O dólar abriu em alta nesta quarta-feira (18), sendo negociado por volta das 11h a R$ 6,17. A elevação da moeda ocorre enquanto investidores seguem atentos ao pacote fiscal do governo brasileiro, além da reunião do Federal Reserve (Fed), o banco central dos Estados Unidos, que também influencia o cenário financeiro.
Na terça-feira (17), a Câmara dos Deputados aprovou a primeira parte do pacote de corte de gastos proposto pelo governo federal, que inclui medidas como a proibição de ampliação de benefícios tributários caso as contas públicas apresentem desempenho negativo e a ativação de um “gatilho” para limitar os gastos com pessoal em caso de déficit primário. As expectativas são altas, com a Câmara prevendo a aprovação de outros pontos centrais do pacote nesta quarta-feira, antes de as propostas seguirem para o Senado.
O governo federal espera que as medidas tragam uma economia de R$ 70 bilhões em 2025 e 2026, com uma redução de R$ 327 bilhões até 2030. As propostas visam equilibrar as contas públicas, já que a meta é alcançar o déficit zero nos próximos dois anos. No entanto, o mercado está cauteloso e acredita que essas ações não serão suficientes para controlar a trajetória da dívida pública no longo prazo.
Além disso, o mercado também está de olho na decisão do Fed, que se reúne hoje para definir a nova taxa de juros dos Estados Unidos.
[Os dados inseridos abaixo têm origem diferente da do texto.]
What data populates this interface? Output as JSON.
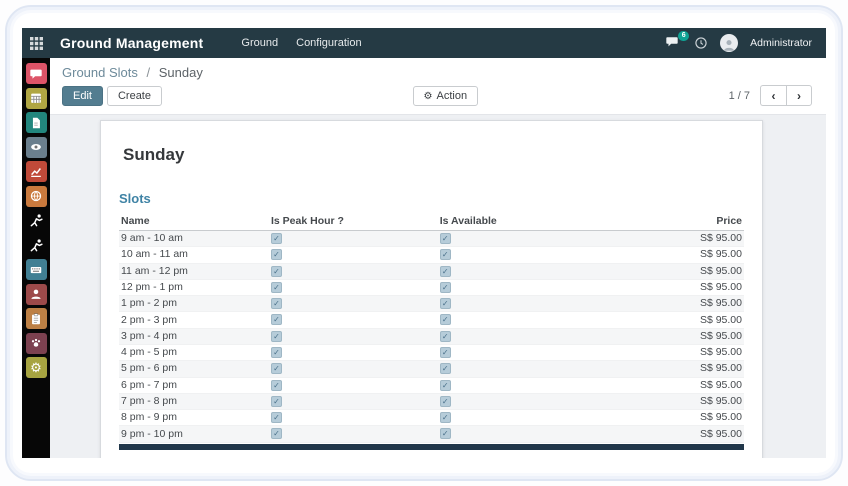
{
  "topbar": {
    "title": "Ground Management",
    "menu_items": [
      "Ground",
      "Configuration"
    ],
    "message_badge": "6",
    "user": "Administrator",
    "bg_color": "#253a44",
    "badge_color": "#0fa294"
  },
  "control_panel": {
    "breadcrumb_parent": "Ground Slots",
    "breadcrumb_separator": "/",
    "breadcrumb_current": "Sunday",
    "edit_label": "Edit",
    "create_label": "Create",
    "action_label": "Action",
    "action_gear": "⚙",
    "pager_value": "1 / 7",
    "pager_prev": "‹",
    "pager_next": "›",
    "primary_button_color": "#537d90"
  },
  "sheet": {
    "title": "Sunday",
    "section_label": "Slots",
    "section_color": "#3f83a5"
  },
  "table": {
    "headers": {
      "name": "Name",
      "peak": "Is Peak Hour ?",
      "available": "Is Available",
      "price": "Price"
    },
    "checkbox_check": "✓",
    "rows": [
      {
        "name": "9 am - 10 am",
        "peak": true,
        "available": true,
        "price": "S$ 95.00"
      },
      {
        "name": "10 am - 11 am",
        "peak": true,
        "available": true,
        "price": "S$ 95.00"
      },
      {
        "name": "11 am - 12 pm",
        "peak": true,
        "available": true,
        "price": "S$ 95.00"
      },
      {
        "name": "12 pm - 1 pm",
        "peak": true,
        "available": true,
        "price": "S$ 95.00"
      },
      {
        "name": "1 pm - 2 pm",
        "peak": true,
        "available": true,
        "price": "S$ 95.00"
      },
      {
        "name": "2 pm - 3 pm",
        "peak": true,
        "available": true,
        "price": "S$ 95.00"
      },
      {
        "name": "3 pm - 4 pm",
        "peak": true,
        "available": true,
        "price": "S$ 95.00"
      },
      {
        "name": "4 pm - 5 pm",
        "peak": true,
        "available": true,
        "price": "S$ 95.00"
      },
      {
        "name": "5 pm - 6 pm",
        "peak": true,
        "available": true,
        "price": "S$ 95.00"
      },
      {
        "name": "6 pm - 7 pm",
        "peak": true,
        "available": true,
        "price": "S$ 95.00"
      },
      {
        "name": "7 pm - 8 pm",
        "peak": true,
        "available": true,
        "price": "S$ 95.00"
      },
      {
        "name": "8 pm - 9 pm",
        "peak": true,
        "available": true,
        "price": "S$ 95.00"
      },
      {
        "name": "9 pm - 10 pm",
        "peak": true,
        "available": true,
        "price": "S$ 95.00"
      }
    ]
  },
  "sidebar": {
    "items": [
      {
        "icon": "chat",
        "color": "#dd5468"
      },
      {
        "icon": "calendar",
        "color": "#b0a643"
      },
      {
        "icon": "document",
        "color": "#22867d"
      },
      {
        "icon": "eye",
        "color": "#6b7f8d"
      },
      {
        "icon": "chart",
        "color": "#c04a39"
      },
      {
        "icon": "globe",
        "color": "#ca7a3e"
      },
      {
        "icon": "athlete",
        "color": "transparent"
      },
      {
        "icon": "athlete",
        "color": "transparent"
      },
      {
        "icon": "keyboard",
        "color": "#417f93"
      },
      {
        "icon": "member",
        "color": "#9d4a4a"
      },
      {
        "icon": "clipboard",
        "color": "#bd8045"
      },
      {
        "icon": "paw",
        "color": "#7c4150"
      },
      {
        "icon": "gear",
        "color": "#a7a441"
      }
    ]
  }
}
A maioria dos analistas espera que a instituição corte a taxa de juros em 0,25 ponto percentual, levando-a para uma faixa entre 4,25% e 4,50% ao ano. Essa redução pode atrair investidores estrangeiros para o Brasil, em busca de opções mais rentáveis, já que o Banco Central do Brasil continua elevando a taxa Selic, o que pode tornar os títulos públicos mais atrativos.
Resumo dos mercados:
- Dólar: Às 11h05, o dólar subia 1,17%, cotado a R$ 6,1668, acumulando alta de 1,58% no mês e 25,62% no ano.
- Ibovespa: O índice caiu 0,87%, aos 123.613 pontos, com perdas de 0,77% no mês e 7,07% no ano.
O cenário fiscal interno e a reunião do Fed seguem como principais motores de influência para os mercados, com expectativas de impacto tanto no Brasil quanto no exterior.